The appellants argued that (1) the judge had not found an intention to deceive, thus failing to identify the ingredients of the tort of deceit; (2) the misrepresentation the judge had found proved differed from that pleaded, and the representation pleaded had been true; (3) the judge should not have held that a note in S's diary, indicating that L had been told of the two-tier structure and the price differential, was either falsely dated or inaccurate, since L had failed to serve a notice under CPR r.32.19 challenging the authenticity of the note; (4) W, M and B had no liability as principals for any misrepresentations made by E or S.

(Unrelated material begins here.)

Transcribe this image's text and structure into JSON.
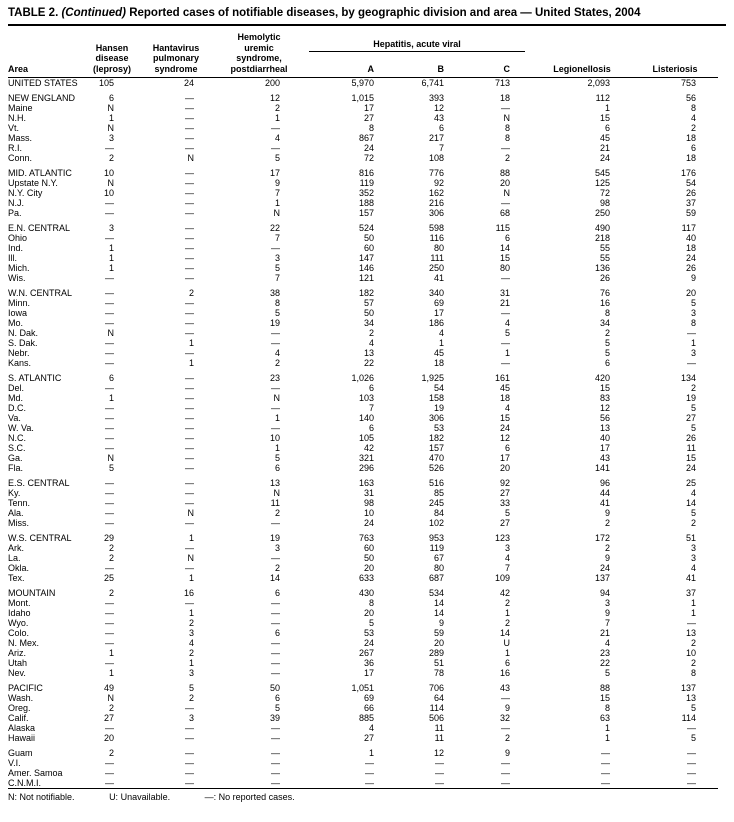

(1) Deceit contained four ingredients: (a) the defendant made a false representation to the claimant; (b) the defendant knew the representation was false or was reckless as to its truth; (c) the defendant intended that the claimant should act in reliance on it; (d) the claimant did act in reliance and in consequence suffered loss. "Intention to deceive" was not a separate element of the tort, but merely another way of describing (b) and (c), the mental element of the tort, Derry v Peek (1889) 14 App. Cas. 337, Nocton v Lord Ashburton  A.C. 932 and Armstrong v Strain  1 K.B. 232 considered. The judge had found that all four ingredients were established. There was no need to expressly state that there had been an intention to deceive (see paras 77-80 of judgment). (2) The representations which the judge had found proved were in accordance with L's pleaded case. Further, on the facts found by the judge, the representations had not been true (paras 86-98). (3) L's case regarding the diary entry was that S had either written it on a later date on blank pages which happened to be at the right place in the diary, or had written it on the recorded date but had done so inaccurately. The judge had found that one of those contentions was correct without saying which. The second scenario was more likely: it would have been surprising had blank pages been left at exactly the right place. In that case, there would be no need for a CPR r.32.19 notice: the document purported to have been written by S on the recorded date and that was indeed what had happened. Under the first scenario, the diary note would not have been authentic for the purposes of r.32.19. The defendants had not placed reliance on r.32.19 until closing speeches, by which time it was too late: the accuracy of the note had been fully explored in evidence; it was not appropriate on the last day of trial to invite the judge to ignore part of the evidence (paras 101-109). (4) W, M and B had not simply suspected that S was concealing the true nature of the transaction from L, but had known and intended that he should do so. The judge had been entitled to find W, M and B liable as principals for the fraudulent representations made by E and S (paras 119-129).